Sheinbaum reconoció que la crítica y la autocrítica son valiosas, pero inmediatamente subrayó que formar parte de este proyecto exige coherencia de por vida. Recordó la frase recurrente del expresidente López Obrador: Las personas se valoran por lo que hacen al final de su trayectoria.
Puso como ejemplo a Jacobo Zabludovsky, quien tras décadas en Televisa dio un giro crítico al cierre de su carrera. El mensaje es inequívoco: quien estuvo en las entrañas del poder y ahora publica revelaciones incómodas sobre el gobierno anterior, pero sin mantener la misma línea de confrontación con el actual, pierde legitimidad ante el movimiento.
La mandataria cuestionó las fuentes de las denuncias del libro y el contexto en el que se escribe, sugiriendo que el texto responde más a dinámicas del “círculo rojo” que a una verdadera contribución al debate público.
Para Sheinbaum, el verdadero termómetro no está en las redes sociales ni en las élites informativas, sino en la ciudadanía que ha sentido en su vida cotidiana los cambios impulsados por la transformación. “La gente sabe lo que representa”, afirmó, y descartó cualquier efecto en la percepción popular: “No, nada”.
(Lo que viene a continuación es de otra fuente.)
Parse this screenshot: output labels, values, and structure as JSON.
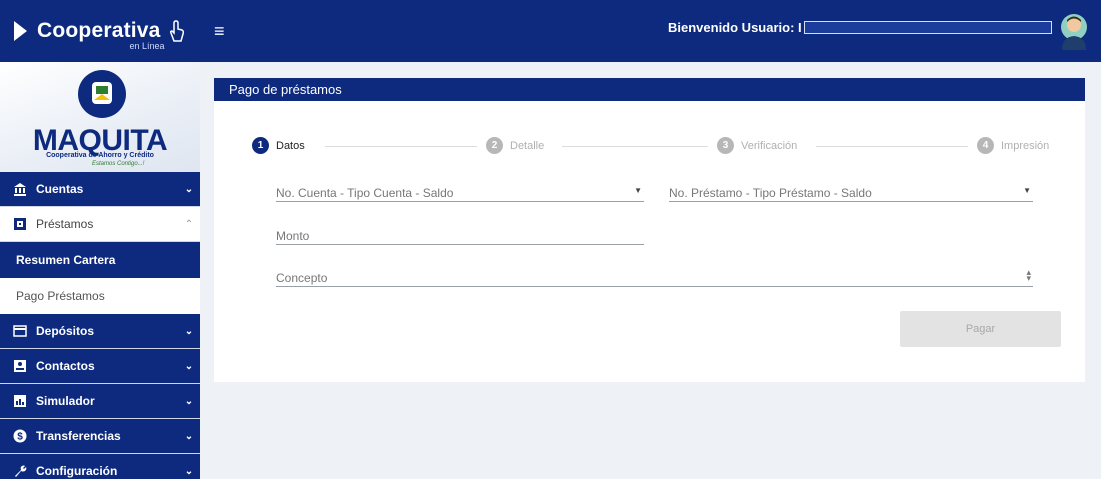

La respuesta presidencial no es solo una descalificación personal o un rechazo a la lectura. Es una línea ideológica clara: el movimiento no se construye con arrepentimientos tardíos ni con publicaciones que buscan ruido en minorías privilegiadas, sino con consecuencia, lealtad al pueblo que lo llevó al poder y resultados tangibles.
Si hay denuncias graves, que se presenten formalmente; si hay autocrítica, que sea coherente con toda una trayectoria, no un epílogo conveniente.
En tiempos donde algunos exfuncionarios o intelectuales cercanos al poder anterior buscan reposicionarse mediante libros de memorias o revelaciones, la presidenta envía un mensaje directo:
El movimiento de transformación no necesita ni acepta lecciones de quienes cambian de bando al final del camino. La ciudadanía, según Sheinbaum, ya decidió hace tiempo de qué lado está y qué valora realmente.
El libro de Scherer podrá generar titulares y tuits, pero para la presidencia no mueve ni un voto. Y esa, precisamente, es la fuerza que el oficialismo reivindica: no depende de la opinión del “círculo rojo”, sino del respaldo popular que se construye con hechos, no con páginas.